The U.S. Cybersecurity and Infrastructure Security Agency (CISA) recently added CVE-2024-3400 to its catalog of known exploited vulnerabilities and required federal agencies to secure their devices by April 19.
For Palo Alto Networks users with a subscription to "Threat Prevention", activation of a special protection tool" Threat ID 95187 " is available, which helps block attacks using the ill-fated vulnerability CVE-2024-3400.
An exploit was recently discovered on the Internet for a critical vulnerability in the PAN-OS software used in Palo Alto Networks firewalls. Vulnerability CVE-2024-3400, which we wrote about earlier, allows attackers to execute arbitrary code with superuser rights on network screens with GlobalProtect or telemetry collection enabled.
If earlier the company actively offered users to simply disable the above functions in order to avoid an attack, now experts were surprised to find that these measures were ineffective. Now the main recommended action is to install the latest PAN-OS software updates.
The security flaw itself was discovered in PAN-OS versions 10.2, 11.0 and 11.1. According to information from Palo Alto Networks, the release of fixes is in full swing, and at the time of publication of this news, fixes have already been released for most vulnerable software builds.
However, according to researcher Yutaka Sejiyama, currently more than 82,000 Palo Alto Networks devices are still at risk due to this vulnerability, most of them located in the United States.
Experts from the watchTowr Labs analyzed the vulnerability and presented a proof-of-concept demonstrating how command injection can manipulate devices that are not protected by the latest updates.
In addition, it became known that the vulnerability was already actively used in March of this year to install bookmarks in firewalls using Upstyle malware, which allowed attackers to gain access to internal networks and steal data. It is assumed that the state-sponsored UTA0218 group is behind the attacks, but experts have not yet linked it to any particular country.

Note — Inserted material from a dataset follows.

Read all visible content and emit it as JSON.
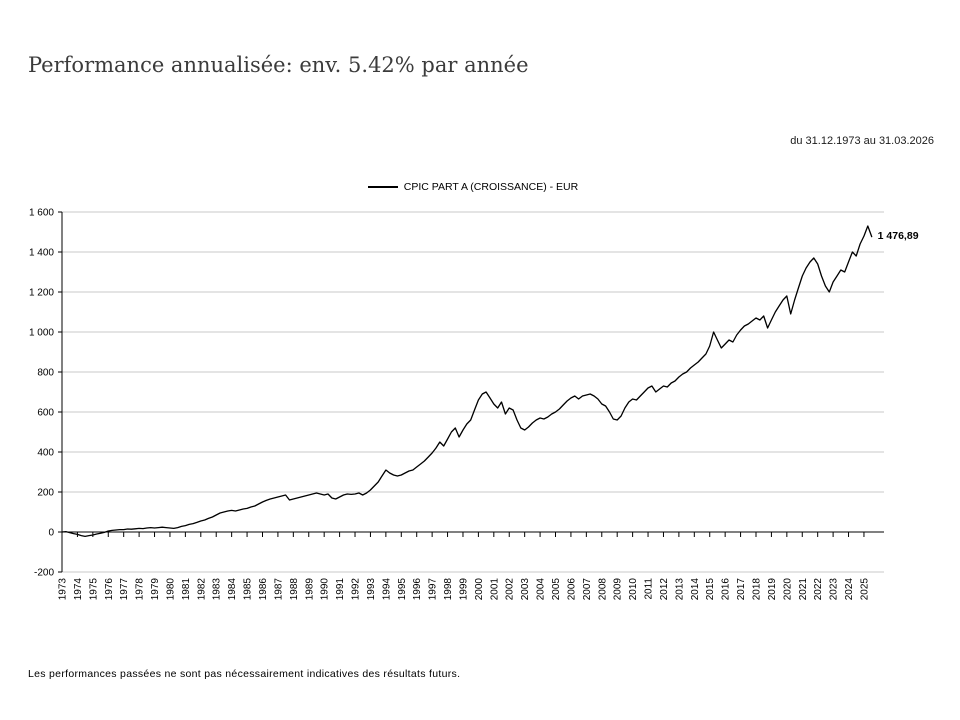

The U.S. Cybersecurity and Infrastructure Security Agency (CISA) recently added CVE-2024-3400 to its catalog of known exploited vulnerabilities and required federal agencies to secure their devices by April 19.
For Palo Alto Networks users with a subscription to "Threat Prevention", activation of a special protection tool" Threat ID 95187 " is available, which helps block attacks using the ill-fated vulnerability CVE-2024-3400.